Which Jehovah cursed.

That is also poetical in form. But how shall we interpret the prophecy of the latter poem? We saw that Enoch obtained a revelation at the time that his son, Methuselah, was born and that he prophetically named him to signify that the end of the world would come with the death of this child, and it is a fact that the year in which Methuselah died the flood came. Now, as to the prophecy! The word, "Noah," means "rest." So he says, "He [this baby of ours] shall comfort us, or rest us, from our labour, and from the toil of our hands, because of the ground which Jehovah hath cursed." Now, to my astonishment, so accurate an interpreter, and usually so sound an interpreter as Thomas J. Conant, whose translation I have just read, says in a note, "There appears to be no reference to Noah’s subsequent history as given in the sacred records. They seem rather to express the pious and grateful feelings of poor, time-worn parents on the birth of a son from whom they hope for relief in the labours to which sin has subjected mankind." If that interpretation is correct, then the words are divested of all prophetic idea and of the hope of the weary parents. I am glad to say that the best of the interpreters do not favor Dr. Conant. He says, "there appears to be’ no reference to Noah’s subsequent history." But let us prove a reference. Lamech speaks of the ground which God had cursed and of his son bringing rest. Now, if we turn to Noah’s sacrifice after leaving the ark we find these words: "And the Lord smelled a sweet savour, and the Lord said in his heart, I will not again curse the ground for man’s sake; for the imagination of man’s heart is evil from his youth; neither will I again smite any more every living thing, as I have done. While the earth remaineth, seed time and harvest, and cold and heat, and summer and winter, and day and night, shall not cease" (Genesis 8:21-22). So that evidently this old father, Lamech, saw that in the days of his son Noah the ground which God had cursed would be delivered from one part of that curse. It is evidently, therefore, a prophecy, and I could easily show, if I chose to take the time, that far beyond Noah personally, it looks to Shiloh, the rest that remains for the people of God.
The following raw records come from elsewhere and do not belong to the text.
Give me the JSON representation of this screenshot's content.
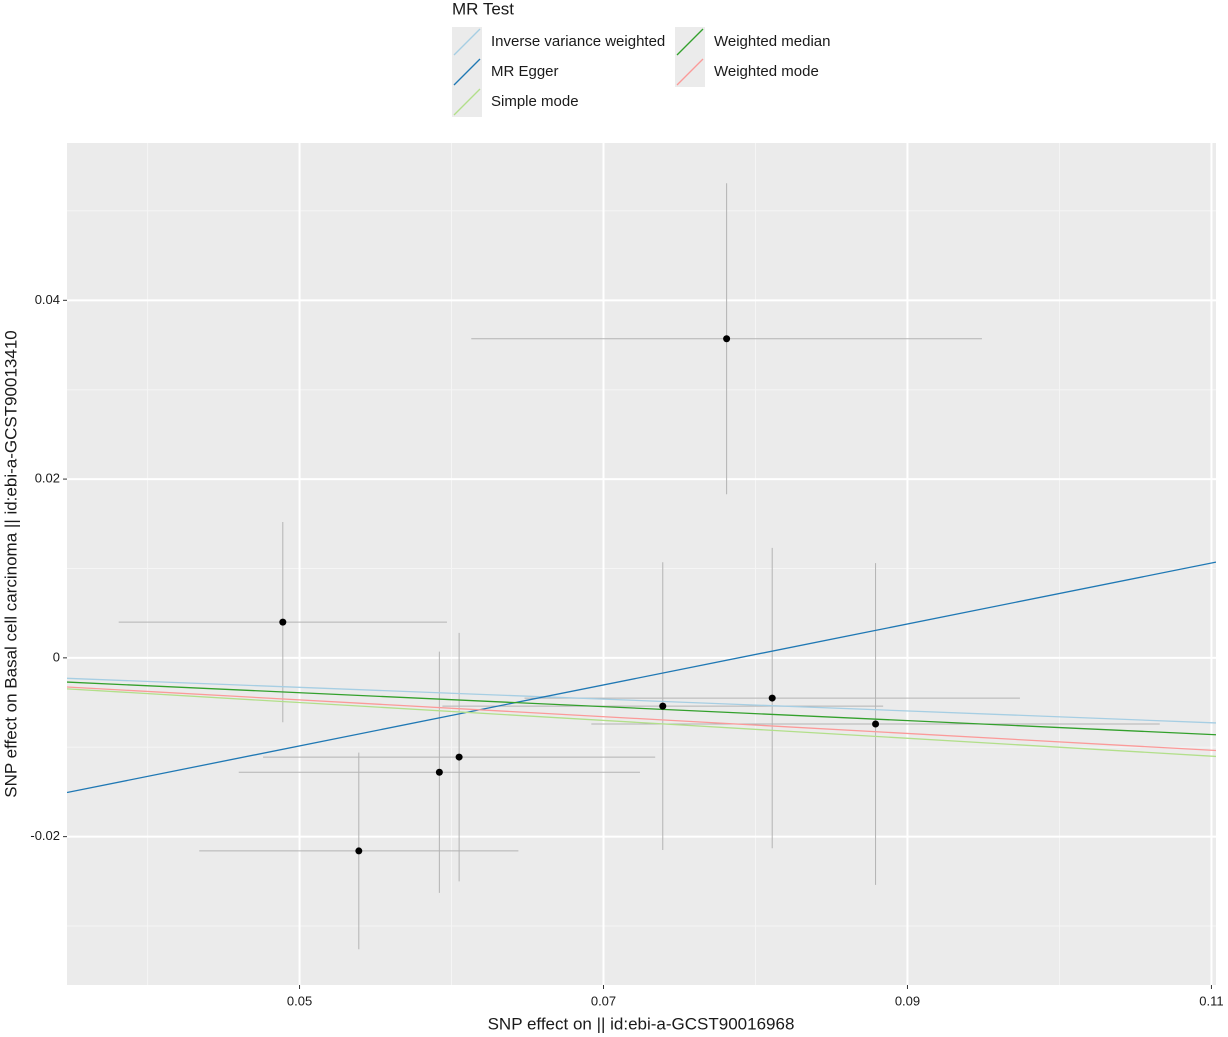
{
  "chart_data": {
    "type": "scatter",
    "x_label": "SNP effect on  || id:ebi-a-GCST90016968",
    "y_label": "SNP effect on Basal cell carcinoma || id:ebi-a-GCST90013410",
    "legend_title": "MR Test",
    "x": [
      0.0489,
      0.0539,
      0.0592,
      0.0605,
      0.0739,
      0.0781,
      0.0811,
      0.0879
    ],
    "values": [
      0.004,
      -0.0216,
      -0.0128,
      -0.0111,
      -0.0054,
      0.0357,
      -0.0045,
      -0.0074
    ],
    "xerr": [
      0.0108,
      0.0105,
      0.0132,
      0.0129,
      0.0145,
      0.0168,
      0.0163,
      0.0187
    ],
    "yerr": [
      0.0112,
      0.011,
      0.0135,
      0.0139,
      0.0161,
      0.0174,
      0.0168,
      0.018
    ],
    "point_color": "#000000",
    "errorbar_color": "#b3b3b3",
    "lines": [
      {
        "name": "Inverse variance weighted",
        "color": "#a6cee3",
        "slope": -0.066,
        "intercept": 0
      },
      {
        "name": "MR Egger",
        "color": "#1f78b4",
        "slope": 0.341,
        "intercept": -0.0269
      },
      {
        "name": "Simple mode",
        "color": "#b2df8a",
        "slope": -0.1,
        "intercept": 0
      },
      {
        "name": "Weighted median",
        "color": "#33a02c",
        "slope": -0.078,
        "intercept": 0
      },
      {
        "name": "Weighted mode",
        "color": "#fb9a99",
        "slope": -0.094,
        "intercept": 0
      }
    ],
    "xlim": [
      0.0347,
      0.1103
    ],
    "ylim": [
      -0.0366,
      0.0576
    ],
    "xticks": [
      0.05,
      0.07,
      0.09,
      0.11
    ],
    "yticks": [
      -0.02,
      0.0,
      0.02,
      0.04
    ],
    "grid": true
  }
}
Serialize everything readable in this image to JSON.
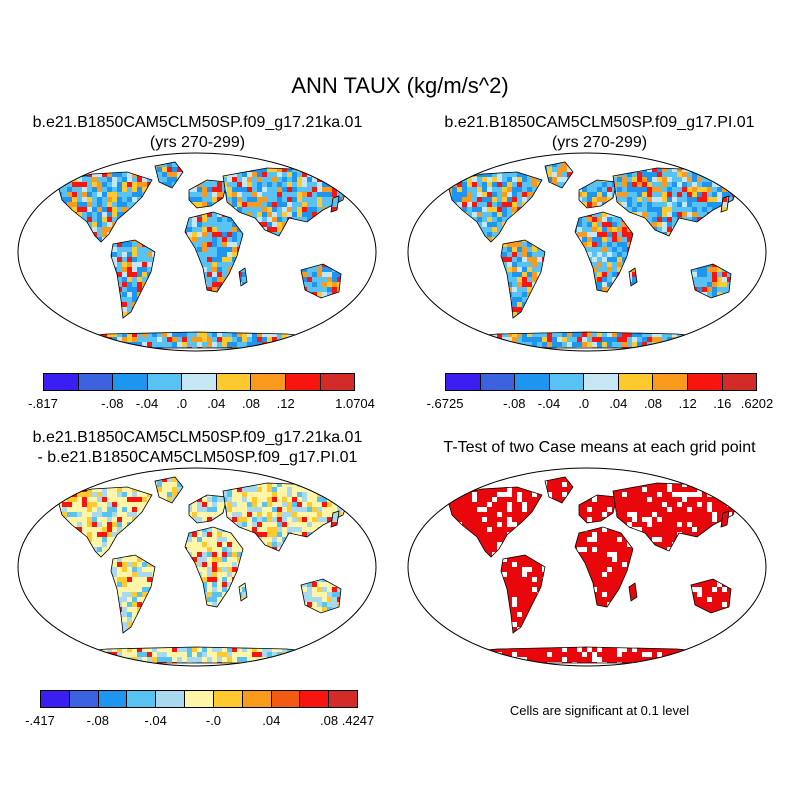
{
  "title": "ANN TAUX (kg/m/s^2)",
  "panels": [
    {
      "id": "case",
      "title_lines": [
        "b.e21.B1850CAM5CLM50SP.f09_g17.21ka.01",
        "(yrs 270-299)"
      ],
      "colorbar": {
        "colors": [
          "#3b1ef0",
          "#3d62e0",
          "#1e96f0",
          "#58c3f2",
          "#c6e6f4",
          "#fcc92e",
          "#f99a1c",
          "#f7150f",
          "#d32a2a"
        ],
        "labels": [
          "-.817",
          "-.08",
          "-.04",
          ".0",
          ".04",
          ".08",
          ".12",
          "1.0704"
        ]
      }
    },
    {
      "id": "reference",
      "title_lines": [
        "b.e21.B1850CAM5CLM50SP.f09_g17.PI.01",
        "(yrs 270-299)"
      ],
      "colorbar": {
        "colors": [
          "#3b1ef0",
          "#3d62e0",
          "#1e96f0",
          "#58c3f2",
          "#c6e6f4",
          "#fcc92e",
          "#f99a1c",
          "#f7150f",
          "#d32a2a"
        ],
        "labels": [
          "-.6725",
          "-.08",
          "-.04",
          ".0",
          ".04",
          ".08",
          ".12",
          ".16",
          ".6202"
        ]
      }
    },
    {
      "id": "difference",
      "title_lines": [
        "b.e21.B1850CAM5CLM50SP.f09_g17.21ka.01",
        "- b.e21.B1850CAM5CLM50SP.f09_g17.PI.01"
      ],
      "colorbar": {
        "colors": [
          "#3b1ef0",
          "#3d62e0",
          "#1e96f0",
          "#58c3f2",
          "#a9d9ef",
          "#fdf5a8",
          "#fcc92e",
          "#f99a1c",
          "#f35a14",
          "#f7150f",
          "#d32a2a"
        ],
        "labels": [
          "-.417",
          "-.08",
          "-.04",
          "-.0",
          ".04",
          ".08",
          ".4247"
        ]
      }
    },
    {
      "id": "ttest",
      "title_lines": [
        "T-Test of two Case means at each grid point"
      ],
      "note": "Cells are significant at 0.1 level"
    }
  ]
}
It looks to one greater than Noah, even to our Lord Jesus Christ, who will redeem the earth at last, absolutely, from the curse which sin entailed upon it, when Adam committed his offense against himself and versus all his seed.

QUESTIONS
1. What the meaning of "God took him"? Cite New Testament proof.


2. What other Old Testament case of translation?
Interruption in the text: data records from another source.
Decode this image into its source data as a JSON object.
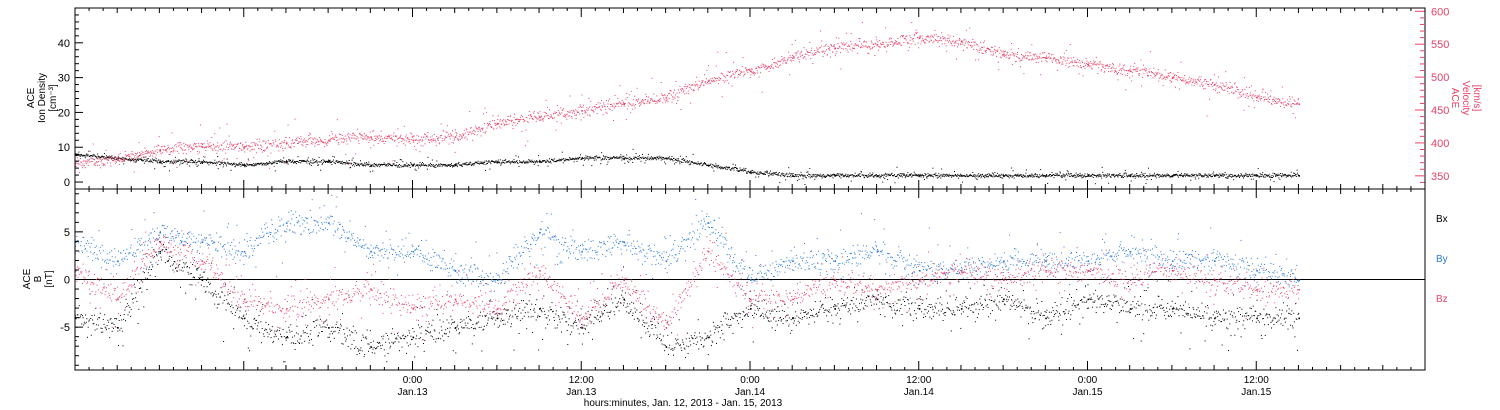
{
  "chart_data": [
    {
      "type": "scatter",
      "panel": "top",
      "ylabel": [
        "ACE",
        "Ion Density",
        "[cm⁻³]"
      ],
      "ylabel_right": [
        "ACE",
        "Velocity",
        "[km/s]"
      ],
      "ylim": [
        -2,
        50
      ],
      "yticks": [
        0,
        10,
        20,
        30,
        40
      ],
      "ylim_right": [
        330,
        605
      ],
      "yticks_right": [
        350,
        400,
        450,
        500,
        550,
        600
      ],
      "grid": false,
      "series": [
        {
          "axis": "left",
          "color": "#000000",
          "t_hours": [
            0,
            3,
            6,
            9,
            12,
            15,
            18,
            21,
            24,
            27,
            30,
            33,
            36,
            39,
            42,
            45,
            48,
            51,
            54,
            57,
            60,
            63,
            66,
            69,
            72,
            75,
            78,
            81,
            84,
            87
          ],
          "values": [
            8,
            7,
            6,
            6,
            5,
            6,
            6,
            5,
            5,
            5,
            6,
            6,
            7,
            7,
            7,
            5,
            3,
            2,
            2,
            2,
            2,
            2,
            2,
            2,
            2,
            2,
            2,
            2,
            2,
            2
          ]
        },
        {
          "axis": "right",
          "color": "#e8436a",
          "t_hours": [
            0,
            3,
            6,
            9,
            12,
            15,
            18,
            21,
            24,
            27,
            30,
            33,
            36,
            39,
            42,
            45,
            48,
            51,
            54,
            57,
            60,
            63,
            66,
            69,
            72,
            75,
            78,
            81,
            84,
            87
          ],
          "values": [
            370,
            375,
            390,
            395,
            395,
            400,
            405,
            410,
            405,
            410,
            430,
            440,
            450,
            460,
            470,
            495,
            510,
            530,
            545,
            550,
            560,
            555,
            535,
            530,
            520,
            510,
            500,
            490,
            470,
            460
          ]
        }
      ]
    },
    {
      "type": "scatter",
      "panel": "bottom",
      "ylabel": [
        "ACE",
        "B",
        "[nT]"
      ],
      "ylim": [
        -9.5,
        9.5
      ],
      "yticks": [
        -5,
        0,
        5
      ],
      "zero_line": true,
      "grid": false,
      "legend": [
        "Bx",
        "By",
        "Bz"
      ],
      "legend_position": "right",
      "series": [
        {
          "name": "Bx",
          "color": "#000000",
          "t_hours": [
            0,
            3,
            6,
            9,
            12,
            15,
            18,
            21,
            24,
            27,
            30,
            33,
            36,
            39,
            42,
            45,
            48,
            51,
            54,
            57,
            60,
            63,
            66,
            69,
            72,
            75,
            78,
            81,
            84,
            87
          ],
          "values": [
            -4,
            -5,
            3,
            0,
            -4,
            -6,
            -5,
            -7,
            -6,
            -5,
            -4,
            -3,
            -5,
            -2,
            -7,
            -6,
            -3,
            -4,
            -3,
            -2,
            -3,
            -3,
            -2,
            -4,
            -2,
            -3,
            -3,
            -4,
            -4,
            -4
          ]
        },
        {
          "name": "By",
          "color": "#2b7bd8",
          "t_hours": [
            0,
            3,
            6,
            9,
            12,
            15,
            18,
            21,
            24,
            27,
            30,
            33,
            36,
            39,
            42,
            45,
            48,
            51,
            54,
            57,
            60,
            63,
            66,
            69,
            72,
            75,
            78,
            81,
            84,
            87
          ],
          "values": [
            4,
            2,
            5,
            4,
            3,
            6,
            6,
            3,
            3,
            1,
            0,
            5,
            3,
            4,
            2,
            6,
            0,
            2,
            2,
            3,
            1,
            1,
            2,
            2,
            2,
            3,
            2,
            2,
            1,
            0
          ]
        },
        {
          "name": "Bz",
          "color": "#e8436a",
          "t_hours": [
            0,
            3,
            6,
            9,
            12,
            15,
            18,
            21,
            24,
            27,
            30,
            33,
            36,
            39,
            42,
            45,
            48,
            51,
            54,
            57,
            60,
            63,
            66,
            69,
            72,
            75,
            78,
            81,
            84,
            87
          ],
          "values": [
            1,
            -2,
            4,
            2,
            -2,
            -3,
            -2,
            -1,
            -3,
            -2,
            -3,
            1,
            -4,
            0,
            -5,
            3,
            -2,
            -2,
            0,
            -1,
            0,
            1,
            0,
            1,
            1,
            0,
            1,
            0,
            -1,
            -1
          ]
        }
      ]
    }
  ],
  "time_axis": {
    "start": "2013-01-12 00:00",
    "end": "2013-01-15 24:00",
    "tick_labels": [
      {
        "t_hours": 24,
        "time": "0:00",
        "date": "Jan.13"
      },
      {
        "t_hours": 36,
        "time": "12:00",
        "date": "Jan.13"
      },
      {
        "t_hours": 48,
        "time": "0:00",
        "date": "Jan.14"
      },
      {
        "t_hours": 60,
        "time": "12:00",
        "date": "Jan.14"
      },
      {
        "t_hours": 72,
        "time": "0:00",
        "date": "Jan.15"
      },
      {
        "t_hours": 84,
        "time": "12:00",
        "date": "Jan.15"
      }
    ],
    "title": "hours:minutes, Jan. 12, 2013 - Jan. 15, 2013"
  }
}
3. When, according to the New Testament, will there be other cases?


4. What is the New Testament description of the process which takes place?
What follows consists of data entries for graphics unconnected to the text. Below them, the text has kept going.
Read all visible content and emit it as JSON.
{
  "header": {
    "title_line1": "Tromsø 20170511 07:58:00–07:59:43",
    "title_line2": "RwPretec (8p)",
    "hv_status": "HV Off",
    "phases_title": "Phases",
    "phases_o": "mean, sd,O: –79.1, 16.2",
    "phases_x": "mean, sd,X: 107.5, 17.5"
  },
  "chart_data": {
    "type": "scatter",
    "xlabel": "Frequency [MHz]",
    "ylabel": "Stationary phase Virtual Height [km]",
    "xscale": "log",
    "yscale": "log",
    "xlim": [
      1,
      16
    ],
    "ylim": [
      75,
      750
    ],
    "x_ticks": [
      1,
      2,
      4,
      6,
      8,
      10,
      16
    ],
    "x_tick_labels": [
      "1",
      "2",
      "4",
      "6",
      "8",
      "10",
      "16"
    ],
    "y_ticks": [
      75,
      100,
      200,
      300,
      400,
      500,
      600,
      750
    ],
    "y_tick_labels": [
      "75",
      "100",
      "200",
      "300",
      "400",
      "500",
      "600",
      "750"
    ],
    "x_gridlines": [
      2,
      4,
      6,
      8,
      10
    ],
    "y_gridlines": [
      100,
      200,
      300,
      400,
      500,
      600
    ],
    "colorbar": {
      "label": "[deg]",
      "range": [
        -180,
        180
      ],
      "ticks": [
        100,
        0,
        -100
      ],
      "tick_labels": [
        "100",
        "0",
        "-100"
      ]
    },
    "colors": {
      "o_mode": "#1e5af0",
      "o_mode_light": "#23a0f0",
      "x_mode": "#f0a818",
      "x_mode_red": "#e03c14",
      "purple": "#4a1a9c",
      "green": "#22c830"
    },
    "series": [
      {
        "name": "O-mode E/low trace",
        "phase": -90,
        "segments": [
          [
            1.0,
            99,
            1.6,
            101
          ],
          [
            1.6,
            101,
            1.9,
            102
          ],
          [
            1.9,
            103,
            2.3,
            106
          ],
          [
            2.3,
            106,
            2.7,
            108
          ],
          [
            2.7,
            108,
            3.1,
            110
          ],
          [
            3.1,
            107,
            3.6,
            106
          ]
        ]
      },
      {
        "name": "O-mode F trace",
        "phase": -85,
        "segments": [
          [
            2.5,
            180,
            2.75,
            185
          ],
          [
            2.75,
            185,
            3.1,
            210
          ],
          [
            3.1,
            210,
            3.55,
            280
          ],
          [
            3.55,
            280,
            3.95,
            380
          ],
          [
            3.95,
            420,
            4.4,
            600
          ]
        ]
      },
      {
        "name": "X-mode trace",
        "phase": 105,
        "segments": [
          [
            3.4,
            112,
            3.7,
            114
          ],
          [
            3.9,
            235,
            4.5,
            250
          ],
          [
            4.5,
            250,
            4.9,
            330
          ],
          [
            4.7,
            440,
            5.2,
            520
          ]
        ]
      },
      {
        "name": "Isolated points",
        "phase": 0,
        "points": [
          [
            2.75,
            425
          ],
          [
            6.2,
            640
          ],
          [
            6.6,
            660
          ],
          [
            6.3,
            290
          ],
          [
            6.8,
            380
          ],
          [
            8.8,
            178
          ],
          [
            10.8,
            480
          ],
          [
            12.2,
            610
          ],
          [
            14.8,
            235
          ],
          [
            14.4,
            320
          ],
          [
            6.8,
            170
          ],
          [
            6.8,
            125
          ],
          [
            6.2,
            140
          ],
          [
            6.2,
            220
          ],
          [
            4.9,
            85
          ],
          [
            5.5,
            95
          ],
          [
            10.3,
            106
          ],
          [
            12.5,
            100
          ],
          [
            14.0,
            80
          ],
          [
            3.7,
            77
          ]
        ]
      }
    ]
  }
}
5. What are the things that keep people from soberly reflecting?


6. Give briefly the application of the sermon on Enoch.


7. What prophecy of Enoch preserved in the New Testament?


8. What controversy about this passage?


9. From what source did Jude get his information about the prophecy of Enoch?


10. What did Enoch mean by the coming of the Lord with his holy ones?


11. What evidence that Old Testament saints had clear ideas of the future world?


12. How long from the creation of Adam to the flood, according to the Samaritan Pentateuch? The Septuagint? Josephus?


13. According to our Bible what is the antiquity of the human race?


14. What is the testimony of some scientists and the value of their testimony?


15. What was Mark Twain’s illustration?


16. What was John Fiske’s position and what was the fallacy of it?


17. What two historical events in point and what do they prove?


18. What is the bearing of the process of the flood and the rising and subsiding of islands in a short time, on the position of some geologists?


19. Contrast the poetry of the two Lamechs. Which is the better?


20. Is this later poem a prophecy, and, if so, to what does it immediately refer?


21. What is Dr. Conant’s interpretation of it?


22. To what remote event does the author refer this prophecy?